Mais que ne ferait-on pas pour s'offrir un ticket d'entrée royal sur le 3ème marché mondial qu'est la Russie, quand on est respectivement numéro 4 et 5 au Top 10 des brasseurs ? Dans le deal en cours, le contrôle de BBH actuellement partagé entre S&N et Carlsberg à 50/50, irait à Carlsberg tandis que Heineken irait bien s'ancrer en profondeur sur le marché britannique. En France, le n°1 Kronenbourg passerait également à Carlsberg. Pas par plaisir, mais pour éviter une situation de monopole à Heineken, n°2 dans l'hexagone. Une subtilité juridique qui ne changera rien, si cela se réalise, au fait que les consommateurs français, quelle que soit la bière qu'ils achèteront dorénavent, enrichiront de toute manière les mêmes actionnaires.

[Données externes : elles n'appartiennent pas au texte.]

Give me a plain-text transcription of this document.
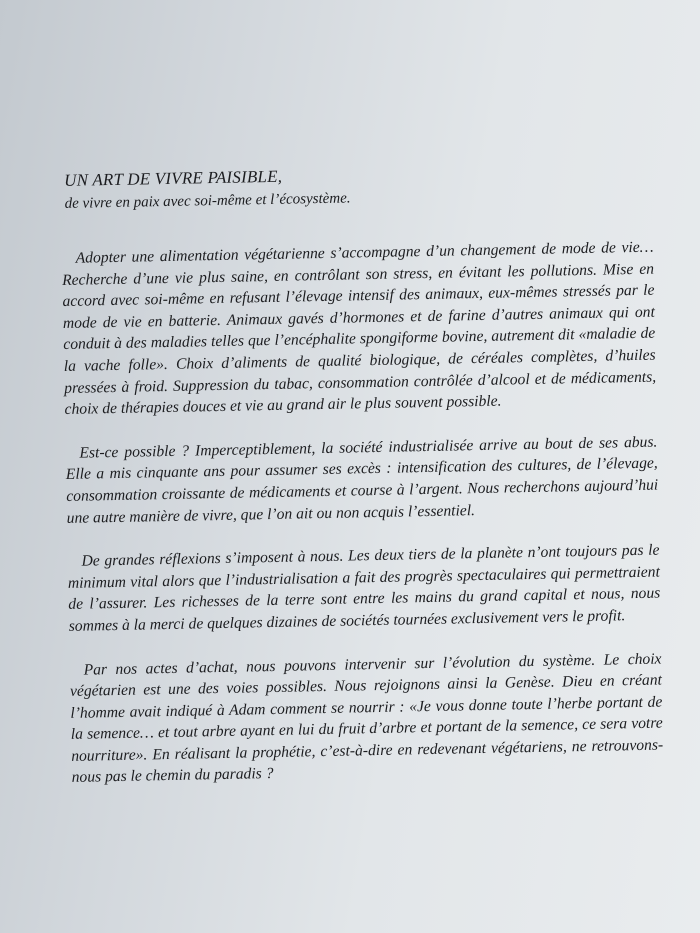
UN ART DE VIVRE PAISIBLE,
de vivre en paix avec soi-même et l’écosystème.

Adopter une alimentation végétarienne s’accompagne d’un changement de mode de vie… Recherche d’une vie plus saine, en contrôlant son stress, en évitant les pollutions. Mise en accord avec soi-même en refusant l’élevage intensif des animaux, eux-mêmes stressés par le mode de vie en batterie. Animaux gavés d’hormones et de farine d’autres animaux qui ont conduit à des maladies telles que l’encéphalite spongiforme bovine, autrement dit «maladie de la vache folle». Choix d’aliments de qualité biologique, de céréales complètes, d’huiles pressées à froid. Suppression du tabac, consommation contrôlée d’alcool et de médicaments, choix de thérapies douces et vie au grand air le plus souvent possible.

Est-ce possible ? Imperceptiblement, la société industrialisée arrive au bout de ses abus. Elle a mis cinquante ans pour assumer ses excès : intensification des cultures, de l’élevage, consommation croissante de médicaments et course à l’argent. Nous recherchons aujourd’hui une autre manière de vivre, que l’on ait ou non acquis l’essentiel.

De grandes réflexions s’imposent à nous. Les deux tiers de la planète n’ont toujours pas le minimum vital alors que l’industrialisation a fait des progrès spectaculaires qui permettraient de l’assurer. Les richesses de la terre sont entre les mains du grand capital et nous, nous sommes à la merci de quelques dizaines de sociétés tournées exclusivement vers le profit.

Par nos actes d’achat, nous pouvons intervenir sur l’évolution du système. Le choix végétarien est une des voies possibles. Nous rejoignons ainsi la Genèse. Dieu en créant l’homme avait indiqué à Adam comment se nourrir : «Je vous donne toute l’herbe portant de la semence… et tout arbre ayant en lui du fruit d’arbre et portant de la semence, ce sera votre nourriture». En réalisant la prophétie, c’est-à-dire en redevenant végétariens, ne retrouvons-nous pas le chemin du paradis ?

A la brasserie d'Obernai, tout ceci paraît encore loin. Les syndicats restent pour l'instant concentrés sur la réalité immédiate. A savoir plusieurs plans sociaux affectant pas loin de 200 personnes. L'externalisation de la centrale d'épuration et de l'expédition, le devenir des personnels d'Elidis, 83 emplois à l'administration à Strasbourg, autant de problèmes concrets à traiter pour Jean-Marc Schneider, délégué CGT, pour qui "ces plans sociaux sont plus important dans l'immédiat qu'un changement de patron", même si, ajoute t-il: "les patrons restent des patrons. Alors que ce soit X, Y ou Z qui nous reprend pour améliorer sa rentabilité, ce que je peux comprendre, il faut aussi qu'il comprenne que les ouvriers doivent vivre".